NEW DELHI: Sanan Khursheed is among a group of 45 male and female students who returned from Indian Punjab to their homes in Kashmir, six days after the Pahalgam terror attack, Indian media reported.
Among the anguished students are those who had to face the music at the hands of miscreants amid a wave of attacks which were reported from Kharar, Dera Bassi, Hoshiarpur, Chandigarh, Jalandhar and some other parts of Punjab. A youngster at the Universal Group of Institutions (UGI) in Lalru town of Mohali said that the Kashmiri students were targeted by a group of non-Punjabi students armed with iron rods and knives.
A Kashmiri girl student at the UGI was allegedly manhandled and dragged by her hair before she managed to run away along with another female Kashmiri student. A video of the distraught girl narrating her ordeal in front of some Punjabi youngsters who had come to her rescue went viral on social media.
A source said that the victim was flown back to Srinagar along with two more girl students by their family after the attack. Ummat Shabir, a nursing student at the Rayat-Bahra University, who was staying in a private accommodation in Mohali, said that she didn’t come out of her room after the news of the Pahalgam attack broke on April 22.
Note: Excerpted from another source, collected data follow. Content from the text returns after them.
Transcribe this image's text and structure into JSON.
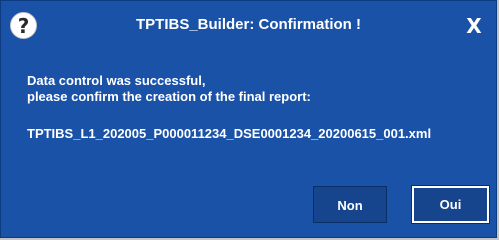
{
  "window": {
    "title": "TPTIBS_Builder: Confirmation !",
    "close_label": "X",
    "help_glyph": "?",
    "help_icon": "question-icon"
  },
  "message": {
    "line1": "Data control was successful,",
    "line2": "please confirm the creation of the final report:",
    "filename": "TPTIBS_L1_202005_P000011234_DSE0001234_20200615_001.xml"
  },
  "buttons": {
    "no_label": "Non",
    "yes_label": "Oui"
  },
  "colors": {
    "background": "#1a52a8",
    "button": "#16458e",
    "text": "#ffffff"
  }
}
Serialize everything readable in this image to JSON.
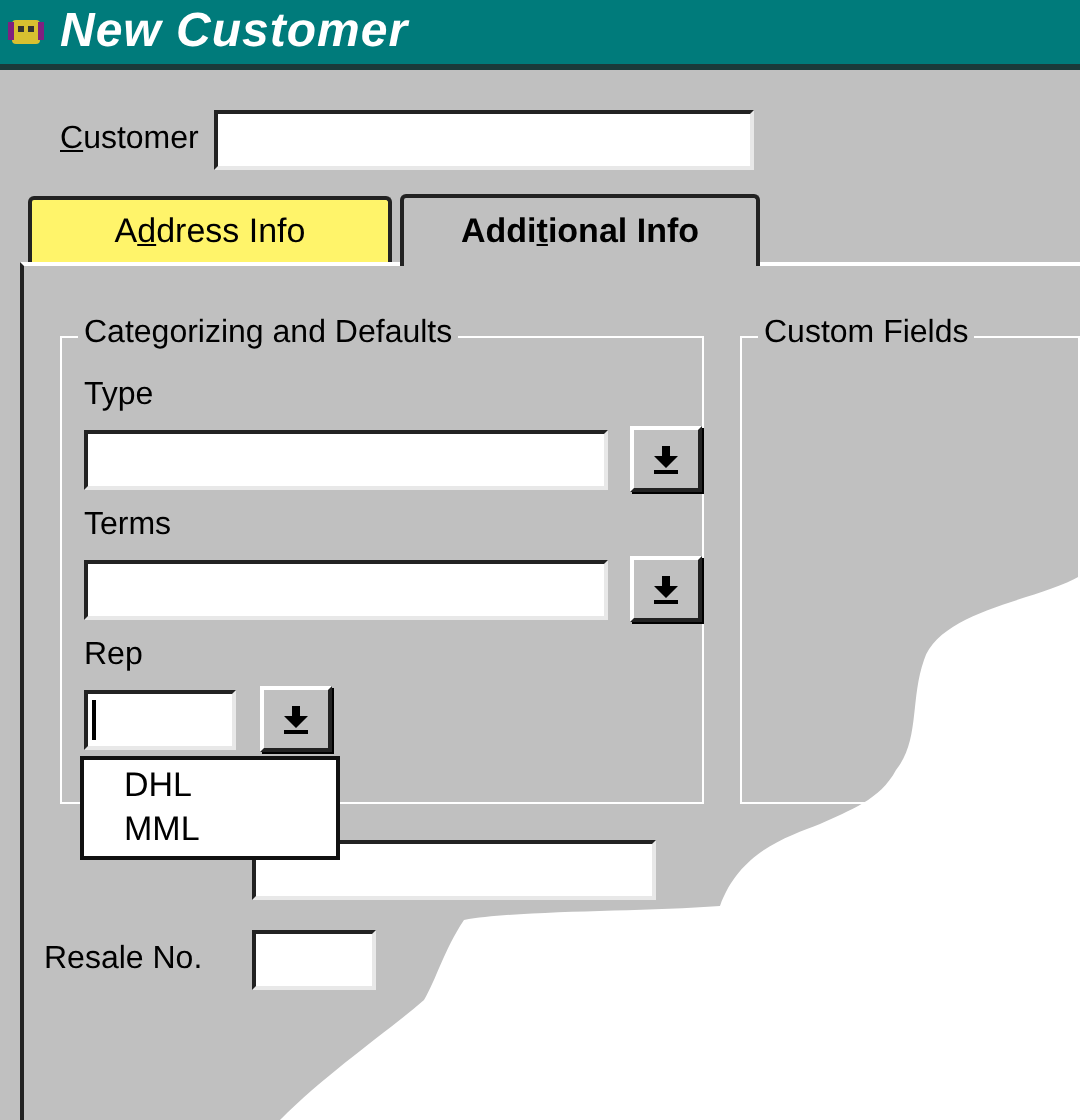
{
  "window": {
    "title": "New Customer"
  },
  "customer": {
    "label": {
      "key": "C",
      "after": "ustomer"
    }
  },
  "tabs": [
    {
      "label": {
        "before": "A",
        "key": "d",
        "after": "dress Info"
      },
      "selected": false
    },
    {
      "label": {
        "before": "Addi",
        "key": "t",
        "after": "ional Info"
      },
      "selected": true
    }
  ],
  "categorizing": {
    "title": "Categorizing and Defaults",
    "fields": [
      {
        "label": "Type",
        "kind": "wide"
      },
      {
        "label": "Terms",
        "kind": "wide"
      },
      {
        "label": "Rep",
        "kind": "narrow",
        "open": true
      }
    ]
  },
  "rep_list": {
    "options": [
      "DHL",
      "MML"
    ]
  },
  "custom_fields": {
    "title": "Custom Fields"
  },
  "bottom_fields": [
    {
      "kind": "wide"
    },
    {
      "label": "Resale No.",
      "kind": "short"
    }
  ]
}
Most students of Rayat-Bahra University were confined to their hostels and private accommodations with the university officials plainly refusing to guarantee their security amid growing tensions.
Meanwhile, facing imminent expulsion from the country, a Pakistani woman pleaded with Indian authorities to allow her to stay with her young children after her marriage ended in violence and divorce, leaving her vulnerable in Bareilly. Iram Hasan, 38, who holds a Pakistani passport, sought intervention after authorities ordered her to leave India by May 1.
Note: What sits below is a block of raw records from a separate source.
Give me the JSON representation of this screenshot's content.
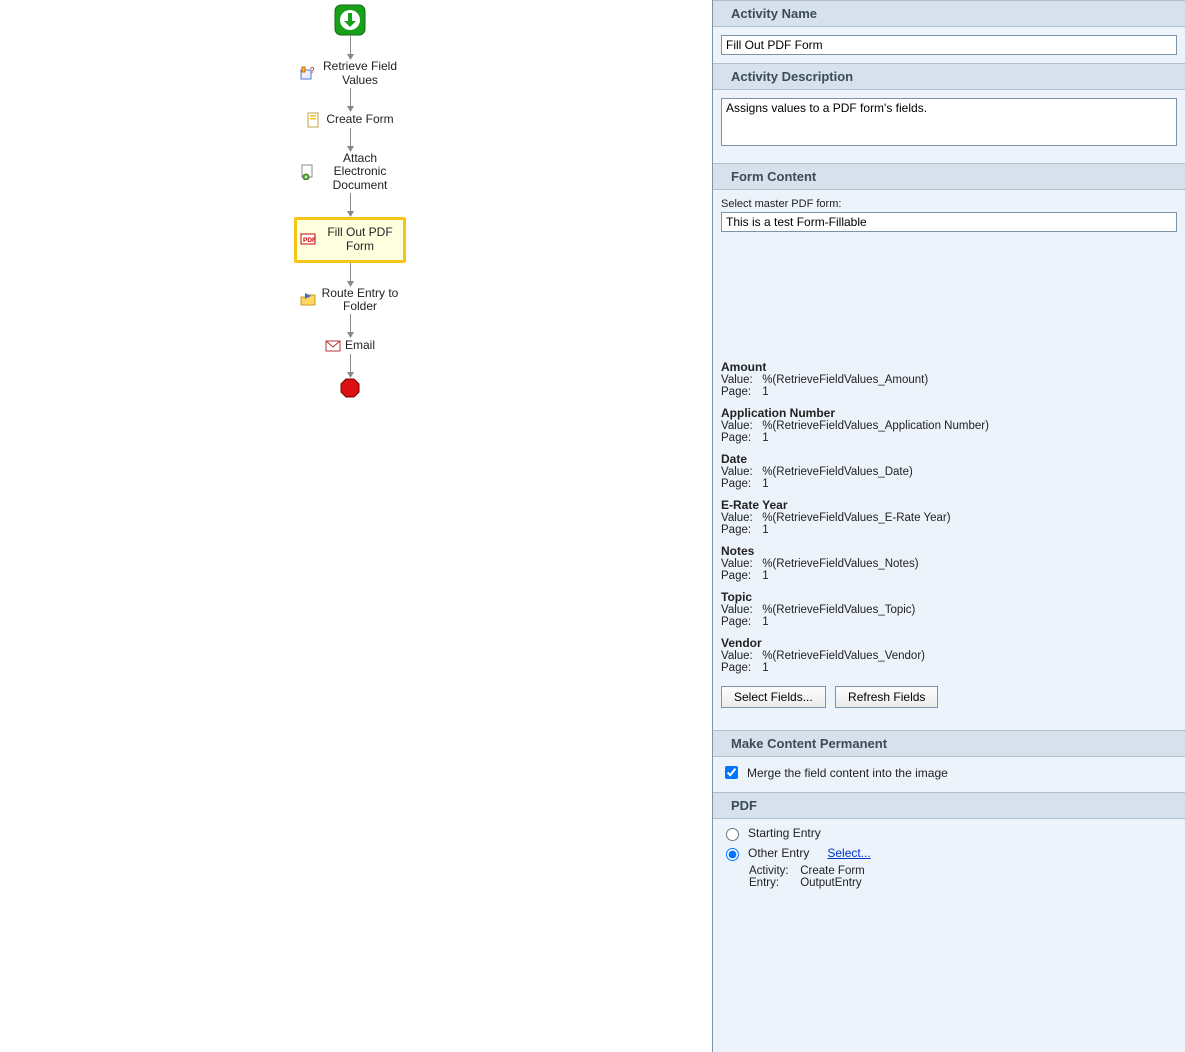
{
  "workflow": {
    "nodes": [
      {
        "id": "start",
        "label": ""
      },
      {
        "id": "retrieve",
        "label": "Retrieve Field Values"
      },
      {
        "id": "createform",
        "label": "Create Form"
      },
      {
        "id": "attachdoc",
        "label": "Attach Electronic Document"
      },
      {
        "id": "fillpdf",
        "label": "Fill Out PDF Form"
      },
      {
        "id": "route",
        "label": "Route Entry to Folder"
      },
      {
        "id": "email",
        "label": "Email"
      },
      {
        "id": "stop",
        "label": ""
      }
    ]
  },
  "panel": {
    "sections": {
      "activity_name": "Activity Name",
      "activity_description": "Activity Description",
      "form_content": "Form Content",
      "make_permanent": "Make Content Permanent",
      "pdf": "PDF"
    },
    "activity_name_value": "Fill Out PDF Form",
    "activity_description_value": "Assigns values to a PDF form's fields.",
    "form_content": {
      "select_master_label": "Select master PDF form:",
      "master_value": "This is a test Form-Fillable",
      "fields": [
        {
          "name": "Amount",
          "value": "%(RetrieveFieldValues_Amount)",
          "page": "1"
        },
        {
          "name": "Application Number",
          "value": "%(RetrieveFieldValues_Application Number)",
          "page": "1"
        },
        {
          "name": "Date",
          "value": "%(RetrieveFieldValues_Date)",
          "page": "1"
        },
        {
          "name": "E-Rate Year",
          "value": "%(RetrieveFieldValues_E-Rate Year)",
          "page": "1"
        },
        {
          "name": "Notes",
          "value": "%(RetrieveFieldValues_Notes)",
          "page": "1"
        },
        {
          "name": "Topic",
          "value": "%(RetrieveFieldValues_Topic)",
          "page": "1"
        },
        {
          "name": "Vendor",
          "value": "%(RetrieveFieldValues_Vendor)",
          "page": "1"
        }
      ],
      "value_label": "Value:",
      "page_label": "Page:",
      "select_fields_btn": "Select Fields...",
      "refresh_fields_btn": "Refresh Fields"
    },
    "make_permanent": {
      "checked": true,
      "label": "Merge the field content into the image"
    },
    "pdf": {
      "starting_entry_label": "Starting Entry",
      "other_entry_label": "Other Entry",
      "selected": "other",
      "select_link": "Select...",
      "activity_label": "Activity:",
      "activity_value": "Create Form",
      "entry_label": "Entry:",
      "entry_value": "OutputEntry"
    }
  }
}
Iram, a resident of Lahore, married Mohd Athar, a Bareilly local, in Pakistan in Oct 2008 and moved to India after six months. Over the past decade, she made several visits to India to be with her two children: a son, Shahnoor, now 17, and a daughter, Ayesha, 7. Shahnoor studies at Central School in Bareilly.
Meanwhile, two Pakistani women, married to Indians, seek to stay. The two Pakistani nationals are - Maryam, who had arrived in India on a short term visa and was married to Aamir, a resident of UP’s Bulandshahar district, and Seema Haider, who had crossed the border to marry her Indian lover Sachin Meena two years back and is currently living in Greater Noida. While Maryam is three months pregnant, Seema had given birth to a baby girl a few months ago. Both the women have made an appeal to the Indian government to let them stay in India and not to deport them to Pakistan.
Meanwhile, Indian screenwriter, lyricist and poet Javed Akhtar says India’s respect for Pakistan artistes hasn’t been reciprocated. “There is hardly any warmth today in India-Pakistan cultural ties. This is not the time to even think about whether Pakistani artists should be allowed to work in India.”
He added that Pakistani artists such as Nusrat Fateh Ali Khan, Mehdi Hassan, Ghulam Ali and Noor Jehan were welcomed with open arms by Indian authorities in the past but this wasn’t reciprocated by the Pakistani government.